Certain kidney allografts function promptly, whereas others subjected to similarly optimal procurement and preservation methods do not. Previous reports have indicated that such unexplained allograft malfunction (AM) could be due to the presence of cold-reactive IgM alloantibodies (i.e., lymphocytotoxins and agglutinins) present in renal transplant recipients. These investigations were undertaken to determine whether the presence of such alloantibodies was associated with any histological abnormalities. Pretransplant and 1-hr posttransplant biopsies were analyzed from 49 cadaveric renal allografts that came from ideal donors and were subjected to "optimal" preservation.
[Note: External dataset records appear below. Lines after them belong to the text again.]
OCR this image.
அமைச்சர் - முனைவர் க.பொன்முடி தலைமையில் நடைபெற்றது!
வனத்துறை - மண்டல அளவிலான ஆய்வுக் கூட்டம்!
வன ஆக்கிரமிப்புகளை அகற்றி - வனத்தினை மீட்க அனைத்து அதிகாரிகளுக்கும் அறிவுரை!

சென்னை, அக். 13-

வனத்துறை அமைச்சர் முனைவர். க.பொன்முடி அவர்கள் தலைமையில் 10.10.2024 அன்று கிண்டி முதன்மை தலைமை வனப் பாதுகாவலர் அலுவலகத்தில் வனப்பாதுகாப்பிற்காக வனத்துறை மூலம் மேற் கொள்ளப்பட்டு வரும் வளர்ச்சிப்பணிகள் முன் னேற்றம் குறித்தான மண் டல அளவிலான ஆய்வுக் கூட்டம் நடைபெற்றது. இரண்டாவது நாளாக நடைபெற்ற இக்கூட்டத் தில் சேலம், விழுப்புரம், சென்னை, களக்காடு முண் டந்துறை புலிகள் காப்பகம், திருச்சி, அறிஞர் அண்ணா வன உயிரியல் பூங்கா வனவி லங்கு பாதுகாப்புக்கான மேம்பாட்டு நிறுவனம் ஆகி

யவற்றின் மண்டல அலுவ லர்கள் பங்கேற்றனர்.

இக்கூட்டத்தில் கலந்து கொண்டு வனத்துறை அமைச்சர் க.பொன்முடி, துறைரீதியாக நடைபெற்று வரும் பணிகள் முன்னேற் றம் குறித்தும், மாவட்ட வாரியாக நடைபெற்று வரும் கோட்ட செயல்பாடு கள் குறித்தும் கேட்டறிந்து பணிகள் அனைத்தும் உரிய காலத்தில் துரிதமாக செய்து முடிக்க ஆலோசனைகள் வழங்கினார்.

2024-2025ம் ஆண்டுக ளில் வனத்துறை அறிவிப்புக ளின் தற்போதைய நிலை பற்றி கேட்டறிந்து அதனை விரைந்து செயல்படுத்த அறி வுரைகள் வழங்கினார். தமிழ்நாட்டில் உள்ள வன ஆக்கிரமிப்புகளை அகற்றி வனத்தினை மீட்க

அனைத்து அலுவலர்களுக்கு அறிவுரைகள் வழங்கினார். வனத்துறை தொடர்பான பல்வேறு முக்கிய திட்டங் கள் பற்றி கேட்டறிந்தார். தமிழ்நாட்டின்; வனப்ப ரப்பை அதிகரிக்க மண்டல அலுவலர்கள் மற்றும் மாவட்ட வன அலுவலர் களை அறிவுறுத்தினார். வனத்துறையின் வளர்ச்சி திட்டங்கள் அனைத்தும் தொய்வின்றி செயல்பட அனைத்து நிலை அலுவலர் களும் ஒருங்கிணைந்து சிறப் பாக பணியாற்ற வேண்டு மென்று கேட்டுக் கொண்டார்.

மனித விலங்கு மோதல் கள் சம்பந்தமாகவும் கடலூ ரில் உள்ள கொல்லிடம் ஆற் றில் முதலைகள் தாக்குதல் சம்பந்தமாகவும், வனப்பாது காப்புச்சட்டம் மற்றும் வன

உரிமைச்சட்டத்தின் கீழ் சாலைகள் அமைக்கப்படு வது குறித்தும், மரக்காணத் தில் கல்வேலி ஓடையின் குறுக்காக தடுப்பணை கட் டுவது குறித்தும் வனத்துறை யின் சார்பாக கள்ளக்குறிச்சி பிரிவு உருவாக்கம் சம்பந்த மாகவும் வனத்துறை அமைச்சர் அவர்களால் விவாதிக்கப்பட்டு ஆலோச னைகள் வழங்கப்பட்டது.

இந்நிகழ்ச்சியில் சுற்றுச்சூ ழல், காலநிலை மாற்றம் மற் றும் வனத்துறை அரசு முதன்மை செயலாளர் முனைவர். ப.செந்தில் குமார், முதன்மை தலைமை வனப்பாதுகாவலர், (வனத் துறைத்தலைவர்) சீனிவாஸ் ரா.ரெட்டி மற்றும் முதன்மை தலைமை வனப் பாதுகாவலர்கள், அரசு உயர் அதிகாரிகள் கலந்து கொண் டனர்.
First, no correlation could be made between AM and the severity of renal tubular cell disruption. However, glomerular lesions in the posttransplant biopsy correlated significantly with the development of AM. Segmental glomerular intracapillary red blood cell aggregates and fibrin deposition were present in 71% of biopsies in the 21 allografts with AM, whereas such lesions were present in 29% of biopsies in the 28 allografts with immediate function (P less than 0.005). Development of glomerular lesions correlated significantly with the presence of cold-reactive lymphocytotoxins (CRL) in the recipient (60% vs. 9%). Sera containing CRL were found to also have IgM antiendothelial cell antibody. These observations suggest that another possible mechanism for lack of prompt allograft function is a self-limiting vascular injury, that occurs in the cold and is immune-mediated.